Behind this antique Port Jefferson home, listed for $469,000, is a separate building with wood shingles and a sliding door. Thomas Schroeder, who owns the house with his wife, Valerie, says it looks a lot like a one-story garage.
“But being there’s no access to that side of the house to get a car in, we wondered what the sense was,” Schroeder says.
Turns out, long ago, there wasn’t a house to the north of the property. That particular area originally provided a pathway, not for a car, but for a horse and carriage.
The property’s original carriage barn in back of the house, originally meant to store a horse and buggy, still stands. It is “one of the many little things at the house that are telltale signs of the past,” says listing agent Donna Butcher of Coach Realtors.
There’s also the original post and beam construction that’s visible in the den, the circular cellar, the tin roof and the original wood-burning fireplaces in the living room and master bedroom.
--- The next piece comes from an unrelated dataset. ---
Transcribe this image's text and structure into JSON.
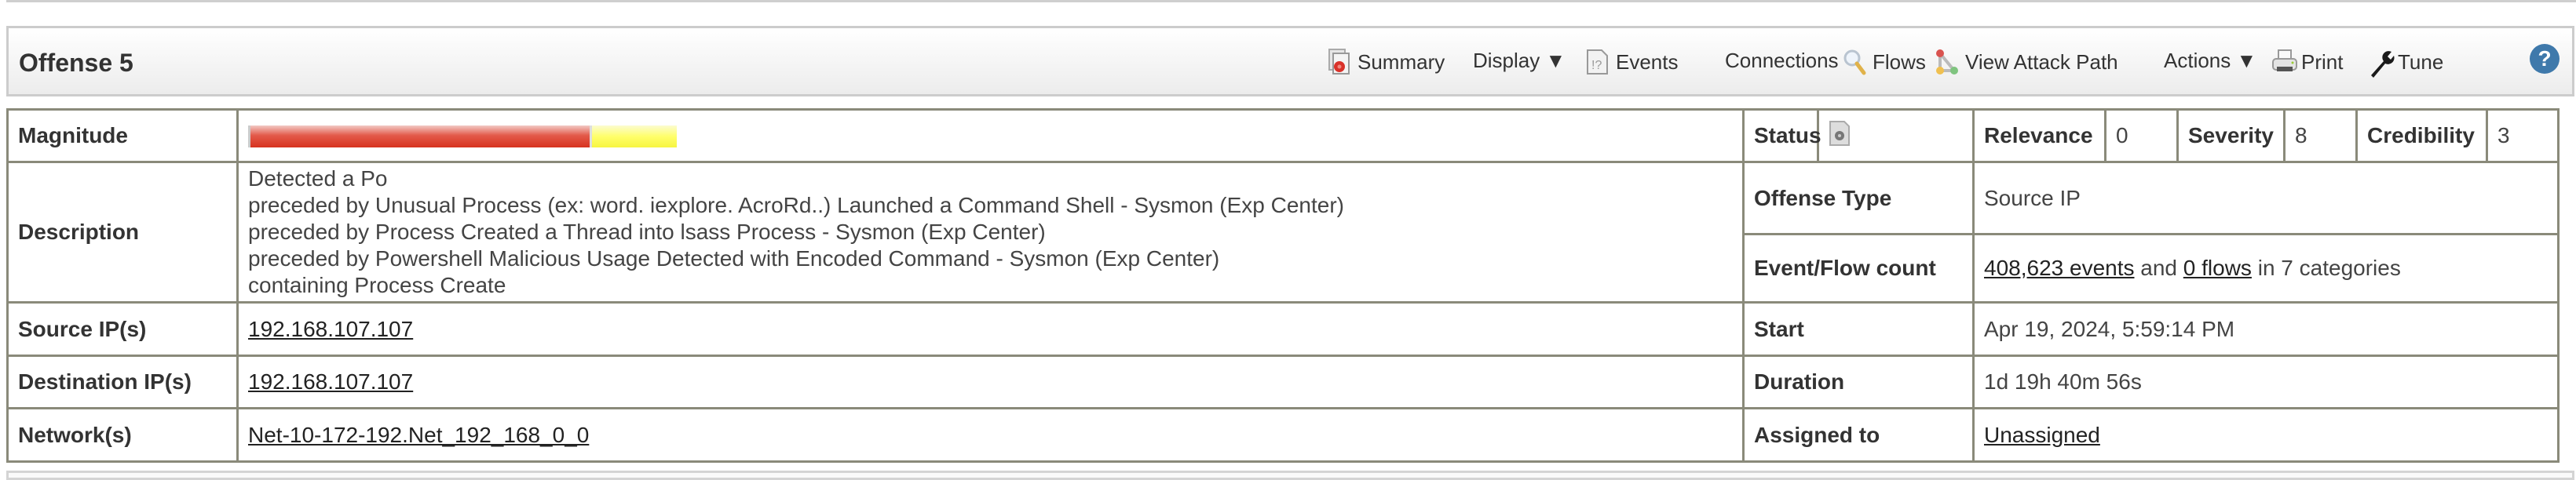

There’s even a hitching post to tie up horses near the brick driveway on the side yard.
The three-bedroom, two-bathroom home was built about 1835 and is on the National Register of Historic Places. Schroeder says the house once belonged to a member of the Bayles family, shipbuilders in Port Jefferson in the 1800s.
“It’s so unchanged and authentic,” Schroeder says. “The basic structure is exactly the same as when it was built. It’s the same way they lived in 1835, except now we have $25,000 worth of brand-new Anderson windows.”
Along with other updates. An attached two-story greenhouse that provides about 400 square feet of indoor planting was added in 1986. The original pass-through bathroom, with doors leading to separate rooms at each end, was converted into a closet area. A rock garden and fish pond were added to the backyard. And, of course, modern electrical and heating systems were implemented.
The house is on a 81-by-90-foot lot.